I recently decided to start contributing to Rust, and to that end, I
grabbed the code and grepped for FIXME. One of the issues I came across was
#4423: "Make a version of char::escape_unicode that doesn't allocate" (
https://github.com/mozilla/rust/issues/4423).

Of course, we could add a one-off fix to ensure that repr doesn't allocate,
but that would involve duplicating a lot of logic that currently lives in
char, num, and uint-template. Instead, it seems that we need a suitable
replacement for all library functions that return ~str, so that an
allocation-conscious caller can avoid allocating.

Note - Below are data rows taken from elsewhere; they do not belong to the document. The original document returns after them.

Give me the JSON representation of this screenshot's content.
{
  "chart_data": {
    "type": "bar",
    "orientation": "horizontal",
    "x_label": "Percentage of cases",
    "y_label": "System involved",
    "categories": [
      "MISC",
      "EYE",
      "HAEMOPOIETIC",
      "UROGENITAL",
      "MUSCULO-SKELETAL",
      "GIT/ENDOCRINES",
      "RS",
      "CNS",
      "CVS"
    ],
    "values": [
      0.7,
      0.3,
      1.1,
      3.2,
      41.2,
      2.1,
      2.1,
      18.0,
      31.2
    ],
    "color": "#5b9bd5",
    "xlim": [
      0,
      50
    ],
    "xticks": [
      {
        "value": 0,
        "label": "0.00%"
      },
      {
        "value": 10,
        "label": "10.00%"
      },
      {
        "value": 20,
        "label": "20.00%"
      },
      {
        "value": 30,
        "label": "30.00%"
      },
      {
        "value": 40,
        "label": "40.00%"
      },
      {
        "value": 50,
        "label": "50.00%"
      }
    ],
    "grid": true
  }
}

One approach would be to instead pass in a fn(char) that is called for each
resulting character in order. Thus, escaping unicode code point 256 would
call fn('\\'), fn('u'), fn('0'), fn('1'), fn('0'), fn('0').

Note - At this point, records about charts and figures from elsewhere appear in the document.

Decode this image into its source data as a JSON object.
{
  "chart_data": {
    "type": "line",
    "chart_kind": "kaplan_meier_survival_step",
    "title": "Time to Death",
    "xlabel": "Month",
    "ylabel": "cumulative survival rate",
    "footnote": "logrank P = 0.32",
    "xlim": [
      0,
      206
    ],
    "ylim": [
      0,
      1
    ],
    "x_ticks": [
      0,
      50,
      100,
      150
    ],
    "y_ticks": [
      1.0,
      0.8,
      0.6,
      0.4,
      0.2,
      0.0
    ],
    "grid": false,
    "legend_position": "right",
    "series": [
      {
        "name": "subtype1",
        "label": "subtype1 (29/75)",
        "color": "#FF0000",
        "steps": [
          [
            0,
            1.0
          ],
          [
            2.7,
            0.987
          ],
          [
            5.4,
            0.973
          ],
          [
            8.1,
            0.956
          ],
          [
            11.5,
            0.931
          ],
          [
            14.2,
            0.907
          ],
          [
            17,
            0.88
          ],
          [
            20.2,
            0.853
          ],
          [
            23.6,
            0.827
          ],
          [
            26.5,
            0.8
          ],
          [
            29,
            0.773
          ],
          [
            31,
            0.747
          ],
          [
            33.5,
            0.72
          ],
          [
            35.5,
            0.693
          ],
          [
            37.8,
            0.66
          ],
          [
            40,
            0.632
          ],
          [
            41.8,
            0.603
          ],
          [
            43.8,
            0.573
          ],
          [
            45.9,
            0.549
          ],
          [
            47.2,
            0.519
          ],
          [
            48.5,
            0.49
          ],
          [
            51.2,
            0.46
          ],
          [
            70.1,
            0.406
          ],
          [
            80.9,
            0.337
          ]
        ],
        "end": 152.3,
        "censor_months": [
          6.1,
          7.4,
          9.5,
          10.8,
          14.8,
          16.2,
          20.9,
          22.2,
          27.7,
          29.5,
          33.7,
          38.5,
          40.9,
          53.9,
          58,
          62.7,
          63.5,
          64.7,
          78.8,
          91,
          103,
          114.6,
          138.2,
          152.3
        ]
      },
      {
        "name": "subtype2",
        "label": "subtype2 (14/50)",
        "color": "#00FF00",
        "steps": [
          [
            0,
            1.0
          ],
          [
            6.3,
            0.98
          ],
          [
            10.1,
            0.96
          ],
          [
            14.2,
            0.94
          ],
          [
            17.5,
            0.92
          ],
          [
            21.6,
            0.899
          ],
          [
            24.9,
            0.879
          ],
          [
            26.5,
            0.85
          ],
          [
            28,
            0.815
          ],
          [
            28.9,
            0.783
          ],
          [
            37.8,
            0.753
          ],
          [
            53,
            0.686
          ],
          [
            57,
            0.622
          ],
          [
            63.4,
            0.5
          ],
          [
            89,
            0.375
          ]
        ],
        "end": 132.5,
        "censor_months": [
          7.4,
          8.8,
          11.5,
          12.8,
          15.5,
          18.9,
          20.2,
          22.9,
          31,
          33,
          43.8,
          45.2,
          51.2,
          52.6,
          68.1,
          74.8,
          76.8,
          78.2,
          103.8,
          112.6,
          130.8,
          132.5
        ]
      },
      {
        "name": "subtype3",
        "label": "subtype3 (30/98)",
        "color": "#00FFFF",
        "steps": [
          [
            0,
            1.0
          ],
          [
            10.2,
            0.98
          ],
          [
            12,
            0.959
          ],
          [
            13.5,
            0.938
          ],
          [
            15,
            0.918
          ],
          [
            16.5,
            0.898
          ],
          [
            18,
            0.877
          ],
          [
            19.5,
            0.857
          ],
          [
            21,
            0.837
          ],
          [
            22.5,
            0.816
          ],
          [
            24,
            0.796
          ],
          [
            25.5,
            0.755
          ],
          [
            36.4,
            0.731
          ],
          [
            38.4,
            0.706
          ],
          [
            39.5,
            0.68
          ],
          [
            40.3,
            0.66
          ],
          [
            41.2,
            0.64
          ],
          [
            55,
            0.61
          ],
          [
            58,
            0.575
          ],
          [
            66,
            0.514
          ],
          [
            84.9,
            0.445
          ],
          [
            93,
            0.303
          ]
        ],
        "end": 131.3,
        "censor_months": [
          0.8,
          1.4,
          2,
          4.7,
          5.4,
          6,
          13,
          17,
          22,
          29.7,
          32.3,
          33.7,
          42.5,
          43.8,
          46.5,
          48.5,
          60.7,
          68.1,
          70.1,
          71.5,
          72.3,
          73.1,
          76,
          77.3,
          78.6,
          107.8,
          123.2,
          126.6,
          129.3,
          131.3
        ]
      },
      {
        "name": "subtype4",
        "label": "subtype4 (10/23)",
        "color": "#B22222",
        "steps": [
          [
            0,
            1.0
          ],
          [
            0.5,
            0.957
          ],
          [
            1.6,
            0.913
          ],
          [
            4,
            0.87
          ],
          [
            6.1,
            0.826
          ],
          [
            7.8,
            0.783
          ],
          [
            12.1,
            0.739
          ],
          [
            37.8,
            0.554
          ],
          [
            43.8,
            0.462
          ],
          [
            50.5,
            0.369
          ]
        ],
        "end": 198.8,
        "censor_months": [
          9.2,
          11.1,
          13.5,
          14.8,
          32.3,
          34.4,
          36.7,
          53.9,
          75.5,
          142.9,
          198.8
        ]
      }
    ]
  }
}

Another approach would be for the functions that return ~str to instead
accept an argument for some general object (like Writer) on which
write_char could be called repeatedly. Then the function would return ()
instead.

I'm partial to the fn approach, as the usage in repr would then look
something like:

do with_escaped_unicode_chars(ch) |c| {
    self.write_char(c);
}

Any thoughts on this?

p.s. I'm very new to Rust development and might not understand the
prevalent paradigms, so anything about this suggestion is off-base, I'd
appreciate a nudge in the right direction. Also, wouldn't it make sense to
have some kind of core-lang docs? Or have I just now looked hard enough?